My mother looked at the green dress I'd flung on the bed. "I know one thing. She doesn't need a girdle like I do for that dress."

"Look at that waist," Mrs. Grayson said. She placed her hands around my waist. "Those were the days. Come on, Bev, let's fix her up."

Mom hesitated, but I knew she wouldn't refuse Mrs. Grayson. They pulled me forward, digging for lipsticks and combs. I felt part of a conspiracy, a conspiracy I'd always watched from the sidelines, girls pulling their friends into powder rooms, or pinning broken bra straps.
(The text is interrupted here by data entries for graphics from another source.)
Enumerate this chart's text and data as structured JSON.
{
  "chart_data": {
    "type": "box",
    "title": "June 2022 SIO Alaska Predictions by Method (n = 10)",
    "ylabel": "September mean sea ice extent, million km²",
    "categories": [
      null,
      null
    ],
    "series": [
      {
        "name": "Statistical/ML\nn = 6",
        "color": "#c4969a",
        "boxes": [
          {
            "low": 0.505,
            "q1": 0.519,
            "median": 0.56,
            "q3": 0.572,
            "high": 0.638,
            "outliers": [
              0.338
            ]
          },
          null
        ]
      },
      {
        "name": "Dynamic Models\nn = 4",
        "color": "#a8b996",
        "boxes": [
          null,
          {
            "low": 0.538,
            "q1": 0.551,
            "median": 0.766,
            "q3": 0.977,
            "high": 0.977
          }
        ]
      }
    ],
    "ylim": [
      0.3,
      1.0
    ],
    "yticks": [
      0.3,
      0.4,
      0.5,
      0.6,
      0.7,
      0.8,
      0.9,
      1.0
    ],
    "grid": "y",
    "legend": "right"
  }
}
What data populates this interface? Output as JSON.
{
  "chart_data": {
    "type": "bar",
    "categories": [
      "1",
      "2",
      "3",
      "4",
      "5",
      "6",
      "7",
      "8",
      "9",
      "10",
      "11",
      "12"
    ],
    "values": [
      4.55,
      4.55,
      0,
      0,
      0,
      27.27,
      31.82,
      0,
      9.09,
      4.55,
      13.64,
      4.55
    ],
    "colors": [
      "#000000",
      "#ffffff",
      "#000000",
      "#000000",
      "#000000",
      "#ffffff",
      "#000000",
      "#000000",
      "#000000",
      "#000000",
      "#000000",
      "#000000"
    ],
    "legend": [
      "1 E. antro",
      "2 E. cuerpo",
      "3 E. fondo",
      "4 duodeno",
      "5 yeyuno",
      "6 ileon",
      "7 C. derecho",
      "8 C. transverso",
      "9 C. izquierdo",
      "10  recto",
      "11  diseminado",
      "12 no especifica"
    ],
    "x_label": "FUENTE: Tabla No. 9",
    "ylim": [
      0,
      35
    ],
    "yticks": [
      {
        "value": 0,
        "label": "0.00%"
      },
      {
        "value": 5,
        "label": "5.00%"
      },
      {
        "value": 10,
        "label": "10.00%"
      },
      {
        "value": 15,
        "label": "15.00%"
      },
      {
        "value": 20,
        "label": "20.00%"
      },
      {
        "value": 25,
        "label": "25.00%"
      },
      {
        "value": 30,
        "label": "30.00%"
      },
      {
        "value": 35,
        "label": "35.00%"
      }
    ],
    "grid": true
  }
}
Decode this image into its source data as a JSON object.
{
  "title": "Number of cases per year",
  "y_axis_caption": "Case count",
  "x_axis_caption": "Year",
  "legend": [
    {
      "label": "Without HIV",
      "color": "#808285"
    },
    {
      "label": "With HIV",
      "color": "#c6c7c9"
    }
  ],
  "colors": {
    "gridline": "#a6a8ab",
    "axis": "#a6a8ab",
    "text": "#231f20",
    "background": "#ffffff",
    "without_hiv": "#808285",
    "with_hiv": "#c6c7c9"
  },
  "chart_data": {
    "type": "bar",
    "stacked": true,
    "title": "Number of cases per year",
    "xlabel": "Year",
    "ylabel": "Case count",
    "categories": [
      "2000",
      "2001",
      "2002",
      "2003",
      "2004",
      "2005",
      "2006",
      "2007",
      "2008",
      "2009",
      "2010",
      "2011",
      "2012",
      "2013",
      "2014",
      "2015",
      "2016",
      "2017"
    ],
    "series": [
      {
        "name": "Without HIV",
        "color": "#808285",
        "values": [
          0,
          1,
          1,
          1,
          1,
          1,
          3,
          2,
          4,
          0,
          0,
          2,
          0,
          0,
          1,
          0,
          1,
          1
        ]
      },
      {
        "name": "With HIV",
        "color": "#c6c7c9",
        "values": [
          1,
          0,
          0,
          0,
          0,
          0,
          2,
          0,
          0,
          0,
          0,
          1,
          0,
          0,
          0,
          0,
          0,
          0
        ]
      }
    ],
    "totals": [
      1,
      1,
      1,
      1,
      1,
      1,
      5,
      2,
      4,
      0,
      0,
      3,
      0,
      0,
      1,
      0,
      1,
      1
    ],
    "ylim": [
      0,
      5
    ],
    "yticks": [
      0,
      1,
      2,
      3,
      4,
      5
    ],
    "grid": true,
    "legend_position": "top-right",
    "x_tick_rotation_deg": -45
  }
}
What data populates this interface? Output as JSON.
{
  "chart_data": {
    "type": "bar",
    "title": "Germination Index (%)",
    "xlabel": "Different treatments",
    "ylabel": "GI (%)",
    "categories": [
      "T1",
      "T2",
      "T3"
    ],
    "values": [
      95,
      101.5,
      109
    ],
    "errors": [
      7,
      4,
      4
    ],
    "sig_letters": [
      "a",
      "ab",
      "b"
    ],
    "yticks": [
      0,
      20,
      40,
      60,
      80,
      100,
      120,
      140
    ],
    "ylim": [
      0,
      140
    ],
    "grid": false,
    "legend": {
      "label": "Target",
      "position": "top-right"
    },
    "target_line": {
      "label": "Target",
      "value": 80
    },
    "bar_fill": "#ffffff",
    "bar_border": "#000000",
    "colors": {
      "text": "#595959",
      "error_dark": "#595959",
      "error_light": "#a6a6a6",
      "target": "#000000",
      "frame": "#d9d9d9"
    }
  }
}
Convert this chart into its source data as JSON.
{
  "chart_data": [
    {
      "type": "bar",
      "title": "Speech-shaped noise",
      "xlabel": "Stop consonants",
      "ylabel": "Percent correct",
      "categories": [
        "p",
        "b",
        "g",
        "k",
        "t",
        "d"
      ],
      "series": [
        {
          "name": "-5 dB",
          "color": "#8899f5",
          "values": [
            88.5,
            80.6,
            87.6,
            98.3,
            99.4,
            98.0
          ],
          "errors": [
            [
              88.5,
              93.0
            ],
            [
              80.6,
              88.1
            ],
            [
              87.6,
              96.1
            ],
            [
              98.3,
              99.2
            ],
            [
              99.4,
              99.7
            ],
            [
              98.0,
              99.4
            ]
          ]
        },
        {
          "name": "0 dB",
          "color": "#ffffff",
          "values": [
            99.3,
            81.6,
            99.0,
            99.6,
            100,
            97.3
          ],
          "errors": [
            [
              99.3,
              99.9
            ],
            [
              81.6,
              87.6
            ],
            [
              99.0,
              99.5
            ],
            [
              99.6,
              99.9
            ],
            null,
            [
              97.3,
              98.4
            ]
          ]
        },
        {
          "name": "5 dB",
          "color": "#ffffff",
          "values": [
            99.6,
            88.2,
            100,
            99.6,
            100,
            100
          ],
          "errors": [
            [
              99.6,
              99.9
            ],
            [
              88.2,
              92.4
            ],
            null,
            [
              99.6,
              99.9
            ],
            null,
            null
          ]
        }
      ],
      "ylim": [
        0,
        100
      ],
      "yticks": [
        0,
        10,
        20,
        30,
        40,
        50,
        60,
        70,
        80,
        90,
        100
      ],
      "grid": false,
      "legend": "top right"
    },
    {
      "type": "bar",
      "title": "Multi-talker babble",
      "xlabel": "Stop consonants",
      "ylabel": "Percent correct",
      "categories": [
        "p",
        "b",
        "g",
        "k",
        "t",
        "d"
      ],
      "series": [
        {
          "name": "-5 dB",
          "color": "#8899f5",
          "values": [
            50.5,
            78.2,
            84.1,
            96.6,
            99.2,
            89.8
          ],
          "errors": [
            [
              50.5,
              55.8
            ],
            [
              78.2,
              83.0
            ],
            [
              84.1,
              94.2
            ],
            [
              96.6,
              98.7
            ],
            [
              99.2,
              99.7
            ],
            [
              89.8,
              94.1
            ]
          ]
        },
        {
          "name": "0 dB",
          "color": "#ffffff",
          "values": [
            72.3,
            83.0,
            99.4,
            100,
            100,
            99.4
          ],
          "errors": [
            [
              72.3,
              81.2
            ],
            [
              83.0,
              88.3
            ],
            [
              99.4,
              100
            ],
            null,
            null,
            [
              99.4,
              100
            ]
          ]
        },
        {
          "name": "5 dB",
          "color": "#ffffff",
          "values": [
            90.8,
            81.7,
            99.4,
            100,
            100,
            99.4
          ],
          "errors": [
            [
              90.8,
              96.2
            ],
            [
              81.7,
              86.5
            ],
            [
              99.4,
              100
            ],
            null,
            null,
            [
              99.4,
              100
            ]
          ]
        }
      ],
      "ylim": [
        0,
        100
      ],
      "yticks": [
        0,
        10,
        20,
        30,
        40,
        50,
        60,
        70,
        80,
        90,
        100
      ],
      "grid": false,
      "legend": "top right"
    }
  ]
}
They dragged me to the sink and mercilessly ran a wet comb through my tangles, laughing at the faces I made. They put setting lotion on it and pushed it one way, then the other. Mom fussed over me with lipstick and powder while I felt my hair being tugged into a French twist. My back was to the mirror so I couldn't see what she was doing, only the line between her eye­brows as she concentrated.

"Don't look yet," Mrs. Grayson warned me. The amusement in her voice was gone now. She was taking the job seriously. Hope made bubbles in my chest. If anyone could make me pretty, I thought, it was Mrs. Grayson. Mom had always put the kibosh on my attempts to be pretty. She said I had plenty of time. Mrs. Grayson seemed to understand that I didn't.

Mom cradled the dress in her arms like a newborn and carefully pulled it over my hair. She did the hooks in back. Then she pulled down the skirt in a professional way. Mrs. Grayson brought over a pair of high-heeled white sandals. I slipped into them and wobbled.

"Keep your head up," Mrs. Grayson ordered. "Don't look at your feet. Straighten your spine!"

I straightened my back and lifted my chin.

"Good," they said together.

"Now look," my mother instructed.

I looked in the mirror. I expected to see a version of my mom. Somehow I'd hoped that the dress would look better on me than on her. It didn't.

"Smile," Mrs. Grayson said, and I smiled. "There. You're beautiful."

She said it seriously. Not like Joe did — and I real­ized at that moment that when Joe said I was beautiful, he always lumped me in with Mom, as though I was the giveaway and she was the real prize. Sure you're beautiful, kid — look where you came from!

In the mirror, I exchanged a glance with Mrs. Grayson. I was surprised to see sadness there.

She leaned over to speak in my ear. "This is your time, Evelyn. Grab it."

Just one dance. Just one. That's all I wanted.

I know now how you can take one step and you can't stop yourself from taking another. I know now what it means to want. I know it can get you to a place where there's no way out. I know now that there's no such thing as just one. But I didn't know it then.

"Come on," Mrs. Grayson said. "Before you turn into a pumpkin."

They spun me around and pushed me out the door, wobbling like a top winding down. Now I had no choice. I went.

Chapter 7

Luckily the band was playing, and mostly everyone was dancing. I walked straight to the punch bowl and poured myself something red in a crystal cup. I did it slowly, hoping that some boy would come over and offer to pour for me. No one did.